Given a bipartite graph with bipartition $(A,B)$ where B is equipartitioned into k blocks, can the vertices in A be picked one by one so that at every step, the picked vertices cover roughly the same number of vertices in each of these blocks? We show that, if each block has cardinality m, the vertices in B have the same degree, and each vertex in A has at most cm neighbors in every block where $c>0$ is a small constant, then there is an ordering $v_1,\dots ,v_n$ of the vertices in A such that for every $j\in \{1,\dots ,n\}$, the numbers of vertices with a neighbor in $\{v_1,\dots ,v_j\}$ in every two blocks differ by at most $\sqrt{2(k-1)c}\cdot m$. This is related to a well-known lemma of Steinitz, and partially answers an unpublished question of Scott and Seymour.

给定一个二分图 $(\mathrm{一种},乙)$其中B被均分为k个块，A 中的顶点是否可以一个接一个地选取，以便在每一步中，选取的顶点在这些块中的每一个中都覆盖大致相同数量的顶点？

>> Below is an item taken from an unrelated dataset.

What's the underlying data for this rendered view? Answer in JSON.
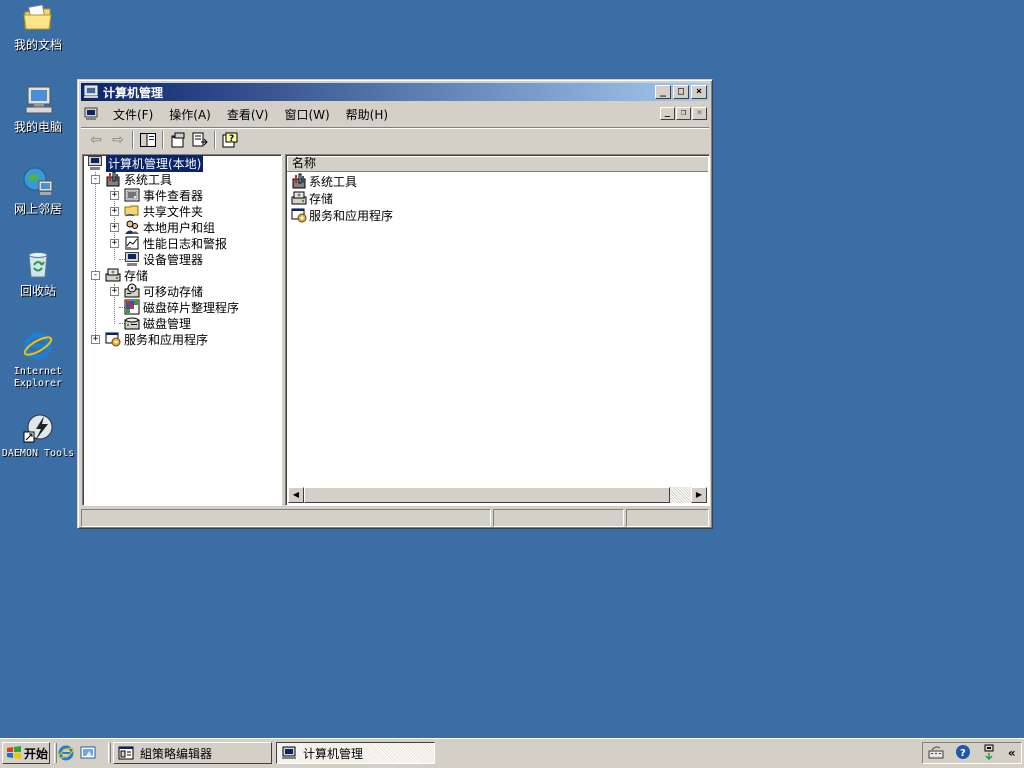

我们证明，如果每个块的基数为m，则B 中的顶点具有相同的度数，并且A 中的每个顶点在每个块中最多有cm 个邻居，其中$C>0$ 是一个小的常数，那么有一个排序 $v_1,\dots ,v_n$A中的顶点使得对于每个$j\in \{1,\dots ,n\}$, 具有邻居的顶点数 $\{v_1,\dots ,v_j\}$ 在每两个块中最多相差 $\sqrt{2(克-1)C}\cdot 米$. 这与著名的 Steinitz 引理有关，并部分回答了 Scott 和 Seymour 未发表的问题。